According to him, nearly 400 posts or comments promoting hate speech and fake news against the brand have been made by fake accounts on Facebook and the social media platform has taken action to remove them as per their policies.

A further 148 defamatory comments and posts have been made by people working in competitor companies and those with vested interests. Today, 50% of the negative comments and posts against the brand on Facebook are made by fake profiles.

He said that at grassroots level, there is a campaign by unethical parties with vested interests advocating traders and teachers to boycott Atlas products, and children are being asked to not use Atlas products, or worse, being punished for using them.

“We are taking firm action against this hate campaign. We have lodged a complaint with the CID and we will be sending a Letter of Demand to some of the individuals responsible for these attacks. Additionally, we have launched a campaign for trade, schools, and the public, educating them about the truth. A school is considered as very sacred place, but the kids are now being bullied for using Atlas products and it is happening all over the country,” Samaraweera said.

The company however could not reveal the impact on sales as data is still being gathered.

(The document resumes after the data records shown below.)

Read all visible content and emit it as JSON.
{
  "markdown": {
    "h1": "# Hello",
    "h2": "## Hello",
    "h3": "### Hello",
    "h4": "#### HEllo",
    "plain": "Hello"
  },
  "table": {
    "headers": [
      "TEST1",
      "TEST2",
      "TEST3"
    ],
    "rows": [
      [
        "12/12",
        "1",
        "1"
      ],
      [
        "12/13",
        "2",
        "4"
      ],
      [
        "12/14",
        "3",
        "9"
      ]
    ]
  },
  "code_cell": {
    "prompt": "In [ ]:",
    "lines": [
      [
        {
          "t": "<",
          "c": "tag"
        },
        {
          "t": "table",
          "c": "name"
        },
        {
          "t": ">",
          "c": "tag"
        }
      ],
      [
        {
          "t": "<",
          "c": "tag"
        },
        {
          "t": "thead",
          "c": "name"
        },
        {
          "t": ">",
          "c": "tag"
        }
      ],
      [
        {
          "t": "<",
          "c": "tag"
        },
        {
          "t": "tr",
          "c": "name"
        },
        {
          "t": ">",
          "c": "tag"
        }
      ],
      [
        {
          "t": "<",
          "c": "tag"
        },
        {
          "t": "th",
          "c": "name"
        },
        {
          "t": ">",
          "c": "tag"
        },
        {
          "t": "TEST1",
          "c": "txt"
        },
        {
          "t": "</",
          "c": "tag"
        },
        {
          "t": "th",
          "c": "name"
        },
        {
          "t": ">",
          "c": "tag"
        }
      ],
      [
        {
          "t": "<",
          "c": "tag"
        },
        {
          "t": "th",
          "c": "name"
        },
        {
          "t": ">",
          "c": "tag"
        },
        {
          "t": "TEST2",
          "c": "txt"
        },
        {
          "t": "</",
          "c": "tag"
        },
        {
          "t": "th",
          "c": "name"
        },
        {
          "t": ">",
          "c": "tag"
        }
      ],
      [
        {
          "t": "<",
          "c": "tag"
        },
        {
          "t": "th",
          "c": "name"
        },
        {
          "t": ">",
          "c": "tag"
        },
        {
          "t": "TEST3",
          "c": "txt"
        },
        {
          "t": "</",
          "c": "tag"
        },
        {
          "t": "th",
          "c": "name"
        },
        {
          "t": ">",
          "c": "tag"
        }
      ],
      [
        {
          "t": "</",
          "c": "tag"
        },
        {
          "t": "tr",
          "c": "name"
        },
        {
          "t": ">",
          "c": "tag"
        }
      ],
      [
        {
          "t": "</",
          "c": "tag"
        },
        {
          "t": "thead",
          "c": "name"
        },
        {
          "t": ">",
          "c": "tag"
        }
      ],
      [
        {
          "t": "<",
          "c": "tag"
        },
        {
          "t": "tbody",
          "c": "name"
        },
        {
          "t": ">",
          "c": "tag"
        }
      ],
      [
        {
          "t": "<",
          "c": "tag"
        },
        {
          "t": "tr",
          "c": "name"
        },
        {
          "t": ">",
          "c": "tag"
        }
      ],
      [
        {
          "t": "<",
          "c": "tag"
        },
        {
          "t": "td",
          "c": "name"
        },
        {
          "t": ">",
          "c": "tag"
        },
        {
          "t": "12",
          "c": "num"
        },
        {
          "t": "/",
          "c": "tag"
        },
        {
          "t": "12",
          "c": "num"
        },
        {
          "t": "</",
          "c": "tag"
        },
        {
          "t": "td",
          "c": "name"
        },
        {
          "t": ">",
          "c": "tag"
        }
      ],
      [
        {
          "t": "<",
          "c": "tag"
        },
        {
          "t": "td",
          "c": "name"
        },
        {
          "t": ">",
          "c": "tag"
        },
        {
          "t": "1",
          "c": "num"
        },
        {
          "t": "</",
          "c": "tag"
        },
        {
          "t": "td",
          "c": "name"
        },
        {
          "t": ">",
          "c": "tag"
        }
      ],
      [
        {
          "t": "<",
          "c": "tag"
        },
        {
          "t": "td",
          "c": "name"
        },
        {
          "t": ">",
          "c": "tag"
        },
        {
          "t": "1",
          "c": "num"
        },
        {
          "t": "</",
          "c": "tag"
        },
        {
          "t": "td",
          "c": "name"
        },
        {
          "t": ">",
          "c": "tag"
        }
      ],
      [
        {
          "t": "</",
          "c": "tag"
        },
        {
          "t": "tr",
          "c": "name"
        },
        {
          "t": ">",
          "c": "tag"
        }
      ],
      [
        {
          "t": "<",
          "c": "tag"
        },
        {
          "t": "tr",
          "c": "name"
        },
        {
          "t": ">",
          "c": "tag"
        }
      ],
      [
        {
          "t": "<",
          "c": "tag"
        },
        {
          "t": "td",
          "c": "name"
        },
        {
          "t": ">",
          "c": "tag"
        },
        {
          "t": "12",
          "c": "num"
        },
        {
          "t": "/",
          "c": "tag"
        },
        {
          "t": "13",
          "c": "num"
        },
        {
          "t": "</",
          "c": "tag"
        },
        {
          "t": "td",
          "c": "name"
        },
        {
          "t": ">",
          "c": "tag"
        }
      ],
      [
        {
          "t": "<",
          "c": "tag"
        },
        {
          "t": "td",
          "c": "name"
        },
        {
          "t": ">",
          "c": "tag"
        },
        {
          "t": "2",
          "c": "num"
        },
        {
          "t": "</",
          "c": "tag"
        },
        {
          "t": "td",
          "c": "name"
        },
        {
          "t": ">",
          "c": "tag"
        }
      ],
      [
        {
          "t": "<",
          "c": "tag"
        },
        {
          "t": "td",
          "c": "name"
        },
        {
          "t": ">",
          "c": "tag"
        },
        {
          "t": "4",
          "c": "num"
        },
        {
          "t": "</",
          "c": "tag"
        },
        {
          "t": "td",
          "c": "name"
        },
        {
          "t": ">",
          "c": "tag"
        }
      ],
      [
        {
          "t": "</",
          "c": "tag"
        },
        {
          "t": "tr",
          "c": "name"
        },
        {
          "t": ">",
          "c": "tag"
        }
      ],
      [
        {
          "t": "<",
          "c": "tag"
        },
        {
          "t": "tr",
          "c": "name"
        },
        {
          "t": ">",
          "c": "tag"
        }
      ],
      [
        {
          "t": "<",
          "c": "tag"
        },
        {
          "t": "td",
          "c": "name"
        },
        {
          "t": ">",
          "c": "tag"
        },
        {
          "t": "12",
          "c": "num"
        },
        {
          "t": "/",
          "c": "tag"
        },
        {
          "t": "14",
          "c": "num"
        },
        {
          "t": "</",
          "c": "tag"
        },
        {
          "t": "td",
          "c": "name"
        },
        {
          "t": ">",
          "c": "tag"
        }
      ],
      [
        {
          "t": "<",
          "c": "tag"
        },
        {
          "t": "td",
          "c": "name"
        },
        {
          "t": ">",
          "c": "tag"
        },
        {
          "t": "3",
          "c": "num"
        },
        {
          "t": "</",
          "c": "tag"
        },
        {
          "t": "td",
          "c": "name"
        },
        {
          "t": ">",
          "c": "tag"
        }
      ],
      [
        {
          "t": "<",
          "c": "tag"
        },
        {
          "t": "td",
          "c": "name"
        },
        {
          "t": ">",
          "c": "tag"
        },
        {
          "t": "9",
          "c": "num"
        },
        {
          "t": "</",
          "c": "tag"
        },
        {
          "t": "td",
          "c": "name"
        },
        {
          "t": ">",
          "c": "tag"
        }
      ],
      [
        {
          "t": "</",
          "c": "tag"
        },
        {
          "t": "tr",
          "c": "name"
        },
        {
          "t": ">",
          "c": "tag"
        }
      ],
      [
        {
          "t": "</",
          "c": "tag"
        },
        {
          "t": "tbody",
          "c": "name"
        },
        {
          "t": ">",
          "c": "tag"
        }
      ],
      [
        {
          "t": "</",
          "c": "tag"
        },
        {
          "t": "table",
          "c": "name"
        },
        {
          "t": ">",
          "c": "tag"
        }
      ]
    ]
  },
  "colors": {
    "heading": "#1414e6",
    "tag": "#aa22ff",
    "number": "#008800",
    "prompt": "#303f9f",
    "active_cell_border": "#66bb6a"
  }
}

Atlas Axillia Co. produces two million items on a daily basis.

Atlas Axillia Co. originally known as the Ceylon Pencil Company Ltd. was founded in 1959 by D.S. Madanayake with 10 employees and 11 machines, during a time the market was dominated by imported pens, pencils and books. But the company proved that high quality yet affordable products can be produced locally and was able to offer more products to Sri Lankans over time.

In 2018, Atlas, wanting to expand its footprint in international markets, searched for a company to partner with, and Hemas Holdings PLC, another 100% local company with strong business ethics and a code of conduct as Atlas, was selected from several nominees. Today 75.1% shares of Atlas are with Hemas, a publicly listed company, while 24.9% shares remain with Nirmal Madanayake, the son of the founder.

Being a 100% Sri Lankan brand, Atlas has helped the country to save around Rs. 2.5 billion annually by locally manufacturing stationery, which otherwise would be spent on imports.     

Samaraweera called on the need to create awareness for stronger regulations and policies against hate speech on social media.  “We hope more civil societies, industry bodies and politicians will join this fight against hate speech on social media,” he added.

The company was confident that they would return back to normalcy by peak season during November and December this year. “We operate with honour and honesty and we are confident that we will continue to grow in the years to come despite any challenge that comes our way. We will continue to invest in Sri Lanka in terms of employee capabilities, infrastructure and innovation, and expand reach both locally and internationally. We are confident about our business stability and growth,” he emphasised.